Feel-good lectures at UN undermine Israel's security

Israeli Prime Minister Benjamin Netanyahu has announced that he will attend the UN General Assembly in New York later this month, specifically to re-warn the world of the dangers posed by a nuclear Iran. Beyond that, he wants to impress on fellow world leaders -- and a global audience -- that Israel intends to use force to stop Iran's nuclear program regardless of current or potential international sanctions.

Ah, where to begin?


Israel definitely faces a significant threat if Iran acquires a deliverable nuclear weapon, and the whole Middle East would be plunged into a new regime of fear. But Israel -- and Jewish organizations -- are the absolute worst bearers of these warnings. When the Presidents of the United States, France and Argentina, and the UN Secretary-General, have issued such warnings, this reinforces the notion that Iran is a threat to all nations and not only to the Jewish State. So why reduce this to a "Jewish" issue, which only helps Iran stave off even stronger sanctions? 

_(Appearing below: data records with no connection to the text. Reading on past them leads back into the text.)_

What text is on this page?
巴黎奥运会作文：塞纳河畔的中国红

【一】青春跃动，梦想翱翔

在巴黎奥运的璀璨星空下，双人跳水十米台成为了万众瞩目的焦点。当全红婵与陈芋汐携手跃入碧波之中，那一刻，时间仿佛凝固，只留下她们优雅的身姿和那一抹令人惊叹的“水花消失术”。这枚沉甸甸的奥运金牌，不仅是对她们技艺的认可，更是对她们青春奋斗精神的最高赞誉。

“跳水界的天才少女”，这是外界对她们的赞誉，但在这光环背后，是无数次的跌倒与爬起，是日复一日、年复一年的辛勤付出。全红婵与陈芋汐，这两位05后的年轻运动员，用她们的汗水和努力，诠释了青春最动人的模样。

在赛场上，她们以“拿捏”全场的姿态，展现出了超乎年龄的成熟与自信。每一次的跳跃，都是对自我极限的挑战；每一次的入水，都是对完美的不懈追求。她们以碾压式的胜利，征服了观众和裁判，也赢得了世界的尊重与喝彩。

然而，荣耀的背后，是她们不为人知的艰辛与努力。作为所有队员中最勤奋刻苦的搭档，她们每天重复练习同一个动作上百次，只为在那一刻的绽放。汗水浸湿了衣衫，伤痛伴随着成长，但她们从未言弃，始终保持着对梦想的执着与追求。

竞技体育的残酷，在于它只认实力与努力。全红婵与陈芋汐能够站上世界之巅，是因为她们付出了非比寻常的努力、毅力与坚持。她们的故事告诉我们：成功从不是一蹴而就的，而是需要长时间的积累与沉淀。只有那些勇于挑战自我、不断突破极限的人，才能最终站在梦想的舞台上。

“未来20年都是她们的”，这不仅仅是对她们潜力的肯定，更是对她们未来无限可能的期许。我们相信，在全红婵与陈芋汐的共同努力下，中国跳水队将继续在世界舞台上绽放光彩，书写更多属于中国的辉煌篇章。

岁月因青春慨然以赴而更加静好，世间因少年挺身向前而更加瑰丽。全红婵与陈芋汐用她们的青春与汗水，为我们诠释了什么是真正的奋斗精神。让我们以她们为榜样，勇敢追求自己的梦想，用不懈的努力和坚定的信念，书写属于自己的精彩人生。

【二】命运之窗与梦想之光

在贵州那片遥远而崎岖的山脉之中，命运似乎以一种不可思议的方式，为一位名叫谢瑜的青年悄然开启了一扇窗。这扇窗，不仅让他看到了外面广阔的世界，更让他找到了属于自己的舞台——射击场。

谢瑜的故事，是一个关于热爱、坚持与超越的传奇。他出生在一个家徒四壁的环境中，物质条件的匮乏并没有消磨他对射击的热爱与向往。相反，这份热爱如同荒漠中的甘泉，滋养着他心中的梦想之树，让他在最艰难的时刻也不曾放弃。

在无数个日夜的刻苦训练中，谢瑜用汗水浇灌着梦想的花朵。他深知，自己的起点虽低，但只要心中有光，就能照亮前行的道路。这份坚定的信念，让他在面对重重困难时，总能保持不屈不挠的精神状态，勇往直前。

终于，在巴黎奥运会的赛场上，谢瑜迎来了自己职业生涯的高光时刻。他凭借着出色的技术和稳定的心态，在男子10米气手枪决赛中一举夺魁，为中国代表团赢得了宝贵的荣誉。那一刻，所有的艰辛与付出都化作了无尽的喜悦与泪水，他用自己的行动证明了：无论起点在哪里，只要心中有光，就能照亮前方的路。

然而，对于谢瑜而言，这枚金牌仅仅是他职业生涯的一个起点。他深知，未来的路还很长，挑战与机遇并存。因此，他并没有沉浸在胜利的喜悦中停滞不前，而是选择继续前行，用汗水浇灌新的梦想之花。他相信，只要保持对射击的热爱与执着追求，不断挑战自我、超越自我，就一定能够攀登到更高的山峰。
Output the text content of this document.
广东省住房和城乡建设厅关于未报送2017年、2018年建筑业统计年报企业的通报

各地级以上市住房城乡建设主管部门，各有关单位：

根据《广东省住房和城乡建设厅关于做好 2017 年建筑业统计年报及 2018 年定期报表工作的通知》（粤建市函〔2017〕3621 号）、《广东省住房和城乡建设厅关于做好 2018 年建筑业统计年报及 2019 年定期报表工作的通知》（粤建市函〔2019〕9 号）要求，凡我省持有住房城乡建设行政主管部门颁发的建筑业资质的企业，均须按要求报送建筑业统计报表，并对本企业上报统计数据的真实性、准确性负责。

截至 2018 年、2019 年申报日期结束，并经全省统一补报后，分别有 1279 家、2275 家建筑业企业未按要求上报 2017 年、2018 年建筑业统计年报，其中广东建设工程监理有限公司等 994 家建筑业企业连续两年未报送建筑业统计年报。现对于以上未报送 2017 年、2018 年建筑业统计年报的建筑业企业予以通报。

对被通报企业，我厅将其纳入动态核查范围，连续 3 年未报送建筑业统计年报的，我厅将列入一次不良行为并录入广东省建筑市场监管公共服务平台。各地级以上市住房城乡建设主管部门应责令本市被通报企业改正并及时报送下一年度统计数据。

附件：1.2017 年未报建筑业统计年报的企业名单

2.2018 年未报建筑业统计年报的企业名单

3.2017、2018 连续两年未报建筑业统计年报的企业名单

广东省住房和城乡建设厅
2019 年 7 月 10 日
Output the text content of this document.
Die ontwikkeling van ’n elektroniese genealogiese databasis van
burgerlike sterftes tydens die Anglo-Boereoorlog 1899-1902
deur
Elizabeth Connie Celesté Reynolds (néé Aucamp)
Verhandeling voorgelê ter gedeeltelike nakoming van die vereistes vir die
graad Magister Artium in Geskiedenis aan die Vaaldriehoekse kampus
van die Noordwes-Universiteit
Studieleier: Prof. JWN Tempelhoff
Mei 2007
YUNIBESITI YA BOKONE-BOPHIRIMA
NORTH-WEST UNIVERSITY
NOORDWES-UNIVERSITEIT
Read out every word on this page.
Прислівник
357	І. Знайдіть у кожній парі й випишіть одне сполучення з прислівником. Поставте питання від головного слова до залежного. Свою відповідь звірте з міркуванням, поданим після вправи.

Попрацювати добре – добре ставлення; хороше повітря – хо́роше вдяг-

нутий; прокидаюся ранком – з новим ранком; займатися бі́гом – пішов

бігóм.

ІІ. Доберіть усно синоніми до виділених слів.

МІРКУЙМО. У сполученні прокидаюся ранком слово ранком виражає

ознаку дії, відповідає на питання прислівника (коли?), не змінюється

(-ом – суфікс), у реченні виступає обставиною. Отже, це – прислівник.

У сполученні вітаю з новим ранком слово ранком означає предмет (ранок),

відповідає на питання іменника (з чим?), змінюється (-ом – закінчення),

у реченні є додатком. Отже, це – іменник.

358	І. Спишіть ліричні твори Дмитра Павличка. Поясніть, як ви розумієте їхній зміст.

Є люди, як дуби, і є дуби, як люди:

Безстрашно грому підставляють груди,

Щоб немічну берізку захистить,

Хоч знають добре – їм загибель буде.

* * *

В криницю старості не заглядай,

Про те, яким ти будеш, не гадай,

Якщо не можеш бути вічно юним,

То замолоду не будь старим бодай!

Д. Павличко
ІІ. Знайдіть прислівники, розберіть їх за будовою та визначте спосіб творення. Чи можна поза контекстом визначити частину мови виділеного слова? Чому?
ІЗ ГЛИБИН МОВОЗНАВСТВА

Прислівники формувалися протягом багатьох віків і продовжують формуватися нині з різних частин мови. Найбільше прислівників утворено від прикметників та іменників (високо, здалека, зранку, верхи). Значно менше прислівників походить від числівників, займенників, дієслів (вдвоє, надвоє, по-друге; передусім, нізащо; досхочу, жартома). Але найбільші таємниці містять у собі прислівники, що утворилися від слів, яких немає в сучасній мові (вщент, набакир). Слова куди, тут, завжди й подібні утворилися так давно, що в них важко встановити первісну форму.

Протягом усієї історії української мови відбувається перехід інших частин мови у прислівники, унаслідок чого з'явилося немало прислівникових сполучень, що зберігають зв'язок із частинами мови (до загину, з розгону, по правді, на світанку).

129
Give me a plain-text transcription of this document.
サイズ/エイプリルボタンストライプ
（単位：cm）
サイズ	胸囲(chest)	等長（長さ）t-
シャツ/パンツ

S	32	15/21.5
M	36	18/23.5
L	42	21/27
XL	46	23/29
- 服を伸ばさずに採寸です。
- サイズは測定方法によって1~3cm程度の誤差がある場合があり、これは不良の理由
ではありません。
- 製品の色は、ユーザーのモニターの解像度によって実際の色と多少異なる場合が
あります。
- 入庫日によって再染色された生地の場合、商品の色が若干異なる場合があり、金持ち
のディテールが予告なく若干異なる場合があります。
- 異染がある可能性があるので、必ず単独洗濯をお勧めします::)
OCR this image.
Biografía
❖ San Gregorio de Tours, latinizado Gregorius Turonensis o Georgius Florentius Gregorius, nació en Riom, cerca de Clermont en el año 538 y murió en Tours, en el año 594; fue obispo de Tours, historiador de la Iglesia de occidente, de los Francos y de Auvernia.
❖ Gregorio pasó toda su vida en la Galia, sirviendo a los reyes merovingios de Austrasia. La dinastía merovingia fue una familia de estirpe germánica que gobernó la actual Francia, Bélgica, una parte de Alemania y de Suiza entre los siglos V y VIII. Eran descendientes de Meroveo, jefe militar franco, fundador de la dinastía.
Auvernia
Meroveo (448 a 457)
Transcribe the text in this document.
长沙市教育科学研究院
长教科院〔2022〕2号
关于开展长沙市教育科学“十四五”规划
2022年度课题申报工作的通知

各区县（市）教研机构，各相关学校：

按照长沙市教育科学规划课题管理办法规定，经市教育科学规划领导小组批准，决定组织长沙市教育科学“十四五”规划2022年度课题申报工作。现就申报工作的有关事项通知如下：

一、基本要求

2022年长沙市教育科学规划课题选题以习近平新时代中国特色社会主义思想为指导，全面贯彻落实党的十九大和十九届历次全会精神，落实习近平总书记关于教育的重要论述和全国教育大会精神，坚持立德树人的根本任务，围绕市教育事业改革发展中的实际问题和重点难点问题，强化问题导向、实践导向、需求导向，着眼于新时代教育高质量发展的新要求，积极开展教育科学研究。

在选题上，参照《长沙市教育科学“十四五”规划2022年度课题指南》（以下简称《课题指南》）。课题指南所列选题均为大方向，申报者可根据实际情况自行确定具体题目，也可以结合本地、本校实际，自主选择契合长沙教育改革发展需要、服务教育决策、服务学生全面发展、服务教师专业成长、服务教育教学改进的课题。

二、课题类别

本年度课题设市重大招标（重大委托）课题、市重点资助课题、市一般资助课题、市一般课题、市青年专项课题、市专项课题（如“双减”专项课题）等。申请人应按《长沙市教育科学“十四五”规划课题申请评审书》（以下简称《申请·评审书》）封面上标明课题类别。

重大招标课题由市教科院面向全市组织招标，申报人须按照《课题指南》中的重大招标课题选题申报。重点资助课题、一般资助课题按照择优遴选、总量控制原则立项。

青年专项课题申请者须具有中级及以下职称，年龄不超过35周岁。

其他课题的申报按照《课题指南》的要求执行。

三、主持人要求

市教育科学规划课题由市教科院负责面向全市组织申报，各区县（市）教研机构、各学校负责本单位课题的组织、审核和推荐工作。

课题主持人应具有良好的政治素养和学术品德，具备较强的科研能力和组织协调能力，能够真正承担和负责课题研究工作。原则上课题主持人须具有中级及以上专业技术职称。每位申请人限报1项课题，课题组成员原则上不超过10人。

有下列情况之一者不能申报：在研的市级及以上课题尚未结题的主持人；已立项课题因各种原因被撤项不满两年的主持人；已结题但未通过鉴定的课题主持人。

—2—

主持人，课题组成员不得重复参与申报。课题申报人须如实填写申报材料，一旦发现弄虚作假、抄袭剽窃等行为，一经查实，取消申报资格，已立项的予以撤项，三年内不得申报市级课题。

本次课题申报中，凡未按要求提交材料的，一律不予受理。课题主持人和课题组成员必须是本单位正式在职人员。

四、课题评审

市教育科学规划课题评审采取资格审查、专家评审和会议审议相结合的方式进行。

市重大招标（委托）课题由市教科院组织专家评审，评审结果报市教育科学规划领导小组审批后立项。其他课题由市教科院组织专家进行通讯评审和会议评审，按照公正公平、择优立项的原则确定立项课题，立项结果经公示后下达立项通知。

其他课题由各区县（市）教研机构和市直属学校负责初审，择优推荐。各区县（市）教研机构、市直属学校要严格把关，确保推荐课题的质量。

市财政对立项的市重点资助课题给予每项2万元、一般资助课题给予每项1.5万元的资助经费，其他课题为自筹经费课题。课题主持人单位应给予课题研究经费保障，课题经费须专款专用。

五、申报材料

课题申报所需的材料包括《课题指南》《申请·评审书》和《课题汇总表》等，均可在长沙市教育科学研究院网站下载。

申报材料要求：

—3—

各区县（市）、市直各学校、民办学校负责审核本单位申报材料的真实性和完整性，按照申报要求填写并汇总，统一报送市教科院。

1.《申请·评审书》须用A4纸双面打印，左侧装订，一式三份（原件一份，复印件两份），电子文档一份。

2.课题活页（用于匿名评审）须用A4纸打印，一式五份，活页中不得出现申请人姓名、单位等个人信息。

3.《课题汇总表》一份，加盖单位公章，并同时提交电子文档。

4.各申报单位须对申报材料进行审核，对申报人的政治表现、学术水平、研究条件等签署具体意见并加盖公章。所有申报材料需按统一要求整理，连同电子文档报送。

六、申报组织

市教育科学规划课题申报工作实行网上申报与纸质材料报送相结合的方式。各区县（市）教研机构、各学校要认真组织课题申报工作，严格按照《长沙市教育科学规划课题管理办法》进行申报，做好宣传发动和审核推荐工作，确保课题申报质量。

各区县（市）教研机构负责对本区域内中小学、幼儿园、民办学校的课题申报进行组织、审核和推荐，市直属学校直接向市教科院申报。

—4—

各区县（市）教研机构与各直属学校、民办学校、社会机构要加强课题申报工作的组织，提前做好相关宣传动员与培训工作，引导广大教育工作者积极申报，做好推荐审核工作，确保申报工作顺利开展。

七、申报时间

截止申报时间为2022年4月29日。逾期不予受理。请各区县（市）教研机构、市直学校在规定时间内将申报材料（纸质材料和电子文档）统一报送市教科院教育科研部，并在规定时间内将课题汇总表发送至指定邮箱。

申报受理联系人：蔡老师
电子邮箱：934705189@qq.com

The fact is, any sanctions are better than no sanctions, and especially the tougher variety that President Obama and former French President Sarkozy were able to convince the Security Council to adopt -- with the grudging assent of Russia and China. Every time Netanyahu dismisses the value of such sanctions, he discourages governments from ENFORCING the current sanctions. And every time he refers to a military strike -- before Iran even acquires an actual weapon -- he undermines the case for any sanctions. And by not giving sanctions a chance, he forfeits any possibility of immunity should Israel actually attack.